Without donor follow-up, it is difficult to draw an accurate picture of their health. But the head of the kidney transplant program at Fairview University Medical Center in Minneapolis, Dr Arthur Matas, says that 3 out of every 10,000 kidney donors die and about 10% develop complications. Some kidney donors later need a kidney transplant themselves. "You are not mandated to report to any agency when you have a donor complication," said Dr. David C. Cronin II, director of liver transplantation at Yale-New Haven Hospital in Connecticut. "Who knows how many are occurring, really?"

 

What angers relatives of donors who died or developed complications is that they had not appreciated the risks involved. Dr Cronin agrees, saying that informed consent by a donor is "fictitious". "Now we’re going to bring in a lay person of various degrees of education and we sit in an office for 20 minutes, half hour, and we try to impart on them years of experiences, years of risk analysis, years of statistical likelihood of what will occur, and they say: ‘OK, sign me up.’ Some would say that’s informed consent. It’s really not — you had a discussion. Thank God you at least had a discussion."

 

However, the lack of data has not stopped transplant specialists from pushing back the boundaries of eligibility. Faced with a growing shortage of organs, they are increasingly willing to accept donations from children as young as 10, people with high blood pressure, drug addicts, mentally ill people and even people who might be illegally selling their organs.
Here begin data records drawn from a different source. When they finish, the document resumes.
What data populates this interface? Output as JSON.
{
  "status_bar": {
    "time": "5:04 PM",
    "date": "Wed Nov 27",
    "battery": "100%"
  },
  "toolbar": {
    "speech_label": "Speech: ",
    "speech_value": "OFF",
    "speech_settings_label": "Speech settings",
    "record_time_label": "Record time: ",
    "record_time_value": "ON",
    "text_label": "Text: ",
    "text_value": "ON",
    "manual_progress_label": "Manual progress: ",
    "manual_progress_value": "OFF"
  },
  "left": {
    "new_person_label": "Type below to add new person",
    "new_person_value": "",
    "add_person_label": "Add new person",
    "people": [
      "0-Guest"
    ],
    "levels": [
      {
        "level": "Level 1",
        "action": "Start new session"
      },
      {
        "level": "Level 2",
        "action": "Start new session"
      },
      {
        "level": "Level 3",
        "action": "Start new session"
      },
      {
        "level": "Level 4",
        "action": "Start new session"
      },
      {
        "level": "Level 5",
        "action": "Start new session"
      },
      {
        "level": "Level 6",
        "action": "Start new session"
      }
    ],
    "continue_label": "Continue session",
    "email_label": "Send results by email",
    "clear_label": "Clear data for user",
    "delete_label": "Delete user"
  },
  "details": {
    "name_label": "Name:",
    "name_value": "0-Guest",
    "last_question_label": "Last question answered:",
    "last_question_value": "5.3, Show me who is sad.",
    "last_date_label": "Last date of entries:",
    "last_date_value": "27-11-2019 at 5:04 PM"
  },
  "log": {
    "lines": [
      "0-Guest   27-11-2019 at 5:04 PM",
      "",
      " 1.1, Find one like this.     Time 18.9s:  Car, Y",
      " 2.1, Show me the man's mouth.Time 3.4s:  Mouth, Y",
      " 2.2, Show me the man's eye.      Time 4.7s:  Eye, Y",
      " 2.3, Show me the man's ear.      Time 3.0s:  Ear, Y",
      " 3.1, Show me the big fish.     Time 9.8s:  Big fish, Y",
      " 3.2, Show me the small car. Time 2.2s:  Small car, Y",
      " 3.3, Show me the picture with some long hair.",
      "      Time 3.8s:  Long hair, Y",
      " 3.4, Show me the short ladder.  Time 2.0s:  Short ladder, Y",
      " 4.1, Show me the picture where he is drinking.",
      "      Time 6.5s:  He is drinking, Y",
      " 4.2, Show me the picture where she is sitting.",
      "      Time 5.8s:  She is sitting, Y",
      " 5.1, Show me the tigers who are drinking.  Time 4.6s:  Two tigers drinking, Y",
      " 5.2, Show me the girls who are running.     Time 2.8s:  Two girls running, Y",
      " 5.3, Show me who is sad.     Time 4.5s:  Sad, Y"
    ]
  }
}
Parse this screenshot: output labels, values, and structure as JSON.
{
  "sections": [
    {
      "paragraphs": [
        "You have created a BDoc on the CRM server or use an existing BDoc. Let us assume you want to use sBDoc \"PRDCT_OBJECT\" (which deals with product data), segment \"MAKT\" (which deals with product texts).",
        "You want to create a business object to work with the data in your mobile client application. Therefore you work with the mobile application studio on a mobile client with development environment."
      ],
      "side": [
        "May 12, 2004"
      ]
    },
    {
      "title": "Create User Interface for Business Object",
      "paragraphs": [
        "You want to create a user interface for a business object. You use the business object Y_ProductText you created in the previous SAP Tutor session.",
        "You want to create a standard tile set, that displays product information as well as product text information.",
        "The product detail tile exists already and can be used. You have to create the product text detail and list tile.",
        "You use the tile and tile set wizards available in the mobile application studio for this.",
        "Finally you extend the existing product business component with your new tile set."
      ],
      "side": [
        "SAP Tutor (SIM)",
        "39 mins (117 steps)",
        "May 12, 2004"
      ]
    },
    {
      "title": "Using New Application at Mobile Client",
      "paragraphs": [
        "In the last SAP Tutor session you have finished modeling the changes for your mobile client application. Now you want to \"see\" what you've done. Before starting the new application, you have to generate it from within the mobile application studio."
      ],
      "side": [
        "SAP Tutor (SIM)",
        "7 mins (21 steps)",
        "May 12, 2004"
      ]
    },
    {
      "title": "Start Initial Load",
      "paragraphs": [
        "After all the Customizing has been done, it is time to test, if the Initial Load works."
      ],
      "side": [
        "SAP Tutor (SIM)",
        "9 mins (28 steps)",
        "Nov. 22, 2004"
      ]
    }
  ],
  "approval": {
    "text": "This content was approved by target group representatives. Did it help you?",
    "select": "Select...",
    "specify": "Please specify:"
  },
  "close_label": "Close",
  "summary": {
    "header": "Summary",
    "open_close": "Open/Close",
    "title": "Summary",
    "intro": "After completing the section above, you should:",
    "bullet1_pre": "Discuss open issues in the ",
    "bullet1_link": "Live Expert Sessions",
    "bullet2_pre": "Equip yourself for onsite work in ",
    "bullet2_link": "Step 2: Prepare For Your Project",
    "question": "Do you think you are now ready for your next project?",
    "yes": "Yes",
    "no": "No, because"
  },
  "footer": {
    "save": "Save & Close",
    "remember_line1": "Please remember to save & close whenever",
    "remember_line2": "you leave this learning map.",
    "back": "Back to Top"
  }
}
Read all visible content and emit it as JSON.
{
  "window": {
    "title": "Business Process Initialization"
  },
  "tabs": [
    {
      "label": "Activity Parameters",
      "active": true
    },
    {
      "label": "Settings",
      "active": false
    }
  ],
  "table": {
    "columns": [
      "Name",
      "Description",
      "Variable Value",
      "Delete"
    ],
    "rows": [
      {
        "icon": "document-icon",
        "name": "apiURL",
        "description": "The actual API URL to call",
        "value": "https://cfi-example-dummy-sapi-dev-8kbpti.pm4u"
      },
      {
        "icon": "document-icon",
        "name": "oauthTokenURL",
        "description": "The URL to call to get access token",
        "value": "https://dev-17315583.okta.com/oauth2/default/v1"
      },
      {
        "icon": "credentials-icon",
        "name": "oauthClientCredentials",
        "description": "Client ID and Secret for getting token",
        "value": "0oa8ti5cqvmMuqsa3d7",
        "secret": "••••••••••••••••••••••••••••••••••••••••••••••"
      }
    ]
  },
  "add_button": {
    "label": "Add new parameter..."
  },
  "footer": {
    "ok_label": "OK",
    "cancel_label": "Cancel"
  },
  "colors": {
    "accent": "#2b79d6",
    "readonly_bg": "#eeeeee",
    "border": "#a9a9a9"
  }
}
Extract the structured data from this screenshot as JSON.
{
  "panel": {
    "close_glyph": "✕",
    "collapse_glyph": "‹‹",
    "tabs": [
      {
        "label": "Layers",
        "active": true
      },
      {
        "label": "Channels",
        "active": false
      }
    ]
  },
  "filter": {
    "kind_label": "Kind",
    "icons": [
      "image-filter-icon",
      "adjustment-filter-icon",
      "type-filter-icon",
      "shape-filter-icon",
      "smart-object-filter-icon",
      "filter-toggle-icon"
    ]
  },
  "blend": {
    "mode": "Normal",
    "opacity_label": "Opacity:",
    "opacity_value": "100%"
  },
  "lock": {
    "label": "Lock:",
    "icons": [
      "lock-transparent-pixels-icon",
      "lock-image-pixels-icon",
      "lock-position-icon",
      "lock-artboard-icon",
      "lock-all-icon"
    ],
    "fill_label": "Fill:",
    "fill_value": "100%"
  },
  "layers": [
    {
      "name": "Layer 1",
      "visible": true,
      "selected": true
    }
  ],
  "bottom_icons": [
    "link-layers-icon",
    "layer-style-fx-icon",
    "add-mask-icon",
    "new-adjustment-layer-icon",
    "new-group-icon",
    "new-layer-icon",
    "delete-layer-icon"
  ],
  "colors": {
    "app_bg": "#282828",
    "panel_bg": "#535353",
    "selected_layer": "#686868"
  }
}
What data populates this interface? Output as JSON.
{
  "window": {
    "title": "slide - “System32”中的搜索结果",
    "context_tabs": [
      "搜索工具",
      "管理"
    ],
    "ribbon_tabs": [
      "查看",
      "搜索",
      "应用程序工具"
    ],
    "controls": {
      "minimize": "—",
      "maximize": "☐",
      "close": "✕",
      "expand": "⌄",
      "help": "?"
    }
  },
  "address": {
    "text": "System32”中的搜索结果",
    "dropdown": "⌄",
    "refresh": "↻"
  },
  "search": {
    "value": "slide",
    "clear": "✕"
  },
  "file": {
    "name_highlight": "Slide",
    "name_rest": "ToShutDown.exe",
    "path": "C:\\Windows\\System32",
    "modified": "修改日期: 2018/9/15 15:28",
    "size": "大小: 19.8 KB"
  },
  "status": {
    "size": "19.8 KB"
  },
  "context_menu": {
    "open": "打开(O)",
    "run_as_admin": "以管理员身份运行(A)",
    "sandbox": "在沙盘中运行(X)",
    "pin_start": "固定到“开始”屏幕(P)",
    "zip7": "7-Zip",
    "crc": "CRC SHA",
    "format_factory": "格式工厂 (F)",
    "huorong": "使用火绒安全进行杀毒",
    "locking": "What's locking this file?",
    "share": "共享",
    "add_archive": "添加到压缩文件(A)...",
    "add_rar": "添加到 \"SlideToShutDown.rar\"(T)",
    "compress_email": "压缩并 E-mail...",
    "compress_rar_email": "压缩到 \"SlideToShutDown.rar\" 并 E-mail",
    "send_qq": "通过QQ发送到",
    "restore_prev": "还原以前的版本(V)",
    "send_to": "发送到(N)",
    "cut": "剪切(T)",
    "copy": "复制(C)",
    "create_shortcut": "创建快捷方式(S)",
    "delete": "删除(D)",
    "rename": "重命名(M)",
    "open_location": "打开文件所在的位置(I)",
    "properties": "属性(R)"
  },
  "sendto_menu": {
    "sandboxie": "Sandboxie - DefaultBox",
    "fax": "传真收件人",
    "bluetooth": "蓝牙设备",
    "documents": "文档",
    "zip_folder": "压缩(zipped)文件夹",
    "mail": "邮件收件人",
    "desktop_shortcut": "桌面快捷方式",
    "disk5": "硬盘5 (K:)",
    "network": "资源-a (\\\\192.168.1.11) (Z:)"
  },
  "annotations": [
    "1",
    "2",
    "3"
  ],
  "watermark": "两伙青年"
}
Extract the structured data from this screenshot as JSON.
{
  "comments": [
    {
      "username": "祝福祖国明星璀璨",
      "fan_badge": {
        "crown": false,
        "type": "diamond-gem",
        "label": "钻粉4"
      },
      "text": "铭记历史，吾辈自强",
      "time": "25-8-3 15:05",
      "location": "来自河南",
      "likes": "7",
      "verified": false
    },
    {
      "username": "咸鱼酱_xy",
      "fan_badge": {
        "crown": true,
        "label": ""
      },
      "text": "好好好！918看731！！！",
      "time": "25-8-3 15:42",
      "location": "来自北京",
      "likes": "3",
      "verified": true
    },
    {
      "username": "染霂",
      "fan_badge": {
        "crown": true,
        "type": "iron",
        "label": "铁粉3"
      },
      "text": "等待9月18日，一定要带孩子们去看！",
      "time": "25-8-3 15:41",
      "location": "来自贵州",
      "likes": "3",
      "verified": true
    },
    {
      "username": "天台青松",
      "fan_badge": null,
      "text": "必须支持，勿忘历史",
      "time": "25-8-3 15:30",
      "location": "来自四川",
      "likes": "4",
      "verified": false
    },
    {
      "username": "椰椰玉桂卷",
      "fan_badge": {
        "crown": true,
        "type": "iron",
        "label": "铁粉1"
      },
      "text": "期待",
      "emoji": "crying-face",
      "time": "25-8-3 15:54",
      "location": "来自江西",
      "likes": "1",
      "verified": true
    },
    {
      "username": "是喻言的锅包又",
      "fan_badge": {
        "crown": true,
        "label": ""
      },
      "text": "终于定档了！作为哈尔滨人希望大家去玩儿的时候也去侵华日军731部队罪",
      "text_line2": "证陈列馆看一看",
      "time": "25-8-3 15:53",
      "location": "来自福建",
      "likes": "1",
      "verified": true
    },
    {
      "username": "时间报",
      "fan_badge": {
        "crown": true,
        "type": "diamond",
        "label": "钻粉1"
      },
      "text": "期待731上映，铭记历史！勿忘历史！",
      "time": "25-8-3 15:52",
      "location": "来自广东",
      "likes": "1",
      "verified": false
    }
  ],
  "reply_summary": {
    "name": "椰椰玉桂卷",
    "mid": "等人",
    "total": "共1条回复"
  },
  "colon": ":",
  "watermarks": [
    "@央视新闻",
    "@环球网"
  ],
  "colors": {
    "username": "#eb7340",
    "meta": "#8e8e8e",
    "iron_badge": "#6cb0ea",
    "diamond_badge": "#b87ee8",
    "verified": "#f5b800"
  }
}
At least one centre is willing to accept organs from 90-year-olds.

 

"If we say, we’ll do the best cases — people at lowest risk, donors with no disease at all — we won’t do very many transplants," said kidney specialist Dr Stephen Textor of the Mayo Clinic in Rochester, Minnesota. "It’s a situation where people in organ failure are on their way to death. The question is: how far are we willing to go to help them get back on track to be well?"